Die "Mona Lisa"
Und das meint der Decoder dazu: Wen hat Leonardo da Vinci auf der „Mona Lisa“ porträtiert? Weshalb hat er jahrelang an diesem Bild gearbeitet? Hängt heute wirklich das Original im Louvre? Nur eine Frage stellt sich nicht: ob da Vinci damit seine Verehrung für das Weibliche ausdrücken wollte. Frank Zöllner, einer der renommiertesten Da-Vinci-Kenner, entlarvt das kurzerhand als Mumpitz: „Tatsächlich war Leonardo entschieden kein Verehrer des Weiblichen, eher ein Verehrer grosser Jungs.“ Nicht einmal gegen die geltenden Konventionen habe er verstossen – im Gegenteil: Leonardo hielt sich treu an die Gepflogenheiten der damaligen Zeit. Mona Lisa weist uns ihre linke Wange zu. Diese gilt nach der damaligen Bildersymbolik als die geringere Gesichtshälfte. Die edlere ist dagegen die rechte. Diese dem Betrachter zu zeigen war damals aber dem Mann vorbehalten. Ausgerechnet die „Mona Lisa“ ist damit ein Beleg dafür, dass um 1500 die Frau ganz selbstverständlich dem Mann untergeordnet wurde.

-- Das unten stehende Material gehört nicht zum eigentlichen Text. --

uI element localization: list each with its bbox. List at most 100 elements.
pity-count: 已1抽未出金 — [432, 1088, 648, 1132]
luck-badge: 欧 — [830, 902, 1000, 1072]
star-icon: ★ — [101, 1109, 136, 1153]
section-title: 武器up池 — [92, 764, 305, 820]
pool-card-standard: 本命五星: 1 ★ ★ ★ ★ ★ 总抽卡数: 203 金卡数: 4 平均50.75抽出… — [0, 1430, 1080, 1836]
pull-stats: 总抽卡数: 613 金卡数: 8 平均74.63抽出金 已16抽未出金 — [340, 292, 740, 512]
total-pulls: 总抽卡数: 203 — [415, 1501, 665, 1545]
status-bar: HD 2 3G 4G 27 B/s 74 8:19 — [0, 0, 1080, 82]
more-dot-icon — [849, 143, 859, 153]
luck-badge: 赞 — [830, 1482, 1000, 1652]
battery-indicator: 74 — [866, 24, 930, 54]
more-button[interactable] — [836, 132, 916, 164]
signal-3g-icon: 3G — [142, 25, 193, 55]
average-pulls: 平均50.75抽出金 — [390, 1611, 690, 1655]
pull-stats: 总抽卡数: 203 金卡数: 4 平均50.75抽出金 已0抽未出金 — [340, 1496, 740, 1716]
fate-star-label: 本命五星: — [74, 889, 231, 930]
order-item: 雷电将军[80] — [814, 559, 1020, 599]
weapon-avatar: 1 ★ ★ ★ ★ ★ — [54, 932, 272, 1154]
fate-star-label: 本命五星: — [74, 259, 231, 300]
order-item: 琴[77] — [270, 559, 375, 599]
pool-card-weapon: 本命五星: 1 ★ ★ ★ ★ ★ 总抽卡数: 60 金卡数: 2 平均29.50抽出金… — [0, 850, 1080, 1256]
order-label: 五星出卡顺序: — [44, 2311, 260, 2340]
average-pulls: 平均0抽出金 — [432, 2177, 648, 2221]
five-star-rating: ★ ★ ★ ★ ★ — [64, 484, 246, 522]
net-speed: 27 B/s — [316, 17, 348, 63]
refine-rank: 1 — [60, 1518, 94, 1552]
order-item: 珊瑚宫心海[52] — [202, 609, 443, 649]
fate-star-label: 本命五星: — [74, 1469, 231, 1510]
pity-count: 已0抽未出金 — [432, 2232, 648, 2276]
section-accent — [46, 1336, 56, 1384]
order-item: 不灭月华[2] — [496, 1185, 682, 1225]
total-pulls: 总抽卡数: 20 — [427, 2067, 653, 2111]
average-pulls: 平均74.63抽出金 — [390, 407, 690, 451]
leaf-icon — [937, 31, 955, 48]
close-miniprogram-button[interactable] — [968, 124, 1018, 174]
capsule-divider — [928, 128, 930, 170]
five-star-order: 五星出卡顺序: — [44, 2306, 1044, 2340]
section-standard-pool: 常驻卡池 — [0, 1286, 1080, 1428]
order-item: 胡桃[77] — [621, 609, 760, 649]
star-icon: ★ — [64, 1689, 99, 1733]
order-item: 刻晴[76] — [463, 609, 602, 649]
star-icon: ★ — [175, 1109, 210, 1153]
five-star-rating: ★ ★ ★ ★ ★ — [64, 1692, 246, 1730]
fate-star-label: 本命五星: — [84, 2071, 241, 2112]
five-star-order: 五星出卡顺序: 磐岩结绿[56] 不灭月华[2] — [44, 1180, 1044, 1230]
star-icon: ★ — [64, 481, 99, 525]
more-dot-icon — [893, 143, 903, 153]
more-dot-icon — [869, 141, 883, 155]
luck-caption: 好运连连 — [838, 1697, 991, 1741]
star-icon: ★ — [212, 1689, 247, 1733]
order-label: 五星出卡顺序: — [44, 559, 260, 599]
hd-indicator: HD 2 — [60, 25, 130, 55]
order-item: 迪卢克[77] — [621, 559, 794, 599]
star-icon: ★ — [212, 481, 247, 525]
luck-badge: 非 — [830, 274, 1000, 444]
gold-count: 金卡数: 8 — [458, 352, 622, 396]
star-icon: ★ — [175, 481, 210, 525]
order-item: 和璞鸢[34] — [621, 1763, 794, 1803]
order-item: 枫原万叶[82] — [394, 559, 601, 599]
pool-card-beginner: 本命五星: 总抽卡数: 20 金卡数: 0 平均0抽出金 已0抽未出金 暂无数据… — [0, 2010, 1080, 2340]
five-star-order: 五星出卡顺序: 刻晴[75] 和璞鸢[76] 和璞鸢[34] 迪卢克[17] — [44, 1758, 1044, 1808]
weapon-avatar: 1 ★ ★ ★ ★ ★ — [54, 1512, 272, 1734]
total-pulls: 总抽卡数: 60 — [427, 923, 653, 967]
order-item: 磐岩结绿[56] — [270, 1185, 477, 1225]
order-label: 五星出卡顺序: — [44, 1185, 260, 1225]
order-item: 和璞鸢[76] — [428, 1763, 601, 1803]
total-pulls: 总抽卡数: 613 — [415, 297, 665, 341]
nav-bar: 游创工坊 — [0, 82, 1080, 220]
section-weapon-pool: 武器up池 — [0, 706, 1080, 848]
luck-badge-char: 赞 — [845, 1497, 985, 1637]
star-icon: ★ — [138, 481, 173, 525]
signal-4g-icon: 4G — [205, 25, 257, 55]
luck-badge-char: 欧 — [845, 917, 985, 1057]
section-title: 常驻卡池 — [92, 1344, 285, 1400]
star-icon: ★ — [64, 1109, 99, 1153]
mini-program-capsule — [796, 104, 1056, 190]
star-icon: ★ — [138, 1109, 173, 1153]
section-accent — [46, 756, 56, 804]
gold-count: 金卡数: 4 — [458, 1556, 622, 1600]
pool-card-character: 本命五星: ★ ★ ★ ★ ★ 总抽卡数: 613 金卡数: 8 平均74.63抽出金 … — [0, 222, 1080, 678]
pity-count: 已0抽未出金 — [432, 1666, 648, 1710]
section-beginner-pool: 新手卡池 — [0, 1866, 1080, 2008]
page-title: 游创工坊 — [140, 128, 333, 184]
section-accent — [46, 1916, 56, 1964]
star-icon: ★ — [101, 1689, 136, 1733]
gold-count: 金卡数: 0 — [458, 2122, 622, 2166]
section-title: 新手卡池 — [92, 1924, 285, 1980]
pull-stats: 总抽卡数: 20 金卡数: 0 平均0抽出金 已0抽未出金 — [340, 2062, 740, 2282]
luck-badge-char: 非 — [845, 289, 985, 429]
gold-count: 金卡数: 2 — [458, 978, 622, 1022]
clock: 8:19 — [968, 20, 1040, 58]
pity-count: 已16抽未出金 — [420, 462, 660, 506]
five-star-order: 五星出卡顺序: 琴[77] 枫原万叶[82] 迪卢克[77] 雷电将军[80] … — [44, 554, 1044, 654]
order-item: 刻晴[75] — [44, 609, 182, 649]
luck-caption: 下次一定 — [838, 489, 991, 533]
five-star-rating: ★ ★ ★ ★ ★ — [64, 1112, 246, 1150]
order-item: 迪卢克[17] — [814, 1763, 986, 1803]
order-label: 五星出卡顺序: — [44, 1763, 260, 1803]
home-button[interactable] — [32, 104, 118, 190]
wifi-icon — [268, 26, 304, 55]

Die Geheimnisse der „Mona Lisa“ sind also andere, wie Peter O. Chojewitz, ebenfalls Da-Vinci-Kenner, herausstreicht. Beispielsweise wurde bis heute nicht geklärt, weshalb Leonardo ausgerechnet an diesem Bild beinahe zwanzig Jahre gearbeitet und es angeblich auf all seinen Reisen mit sich geführt hat. Selbst ob er darauf wirklich Mona Lisa del Giociondo, die Frau eines Seidenhändlers aus Florenz, dargestellt hat, ist nicht ganz gewiss. Wenn man dem als Quelle nicht sehr zuverlässigen Maler und Künstlerbiografen Giorgio Vasari (1511–1574) glauben darf, wäre dann wenigstens das Geheimnis um das seltsam gequälte Lächeln der Mona Lisa gelüftet: „Mona Lisa war sehr schön, und Leonardo gebraucht noch die Vorsicht, dass er beim Malen ständig jemanden in der Nähe hielt, der sie durch Gesang oder Lautenspiel oder lustige Geschichten erheiterte, um so den melancholischen Zug zu verbannen, der sich allzu oft auf dem Antlitz von Porträtierten zeigt.“
Ebenso spannend wie die Entstehungsgeschichte ist die Frage, weshalb die „Mona Lisa“ zum berühmtesten Gemälde der Welt wurde. Sie hing nämlich auch schon ziemlich unbehelligt bei einem französischen König im Badezimmer, bevor sie im 19. Jahrhundert von schwülstigen Romantikern als Verkörperung all ihrer Männerträume entdeckt wurde. Den Durchbruch zum Weltstar legt Chojewitz allerdings punktgenau auf den 21. August 1911 fest, als die „Mona Lisa“ vom italienischen Schreiner Vincenzo Perugia aus dem Louvre gestohlen wurde. Zwei Jahre bewahrte er das Bild in seiner Mansarde auf. Erst als er es 1913 den Uffizien in Florenz verkaufen wollte, flog der Diebstahl auf. Derweil hatte man zwei Jahre lang auf der ganzen Welt nach dem Bild gesucht, war zahllosen Fälschungen und falschen Fährten nachgejagt, so dass man sich, als das Bild wieder auftauchte, nicht mehr sicher war, ob nun tatsächlich wieder das Original an der Wand hing. Was damals geschah, war paradox: Erst als im Louvre eine leere Stelle prangte, setzte sich die Mona Lisa weltweit in den Köpfen der Menschen als Inbegriff eines Gemäldes fest.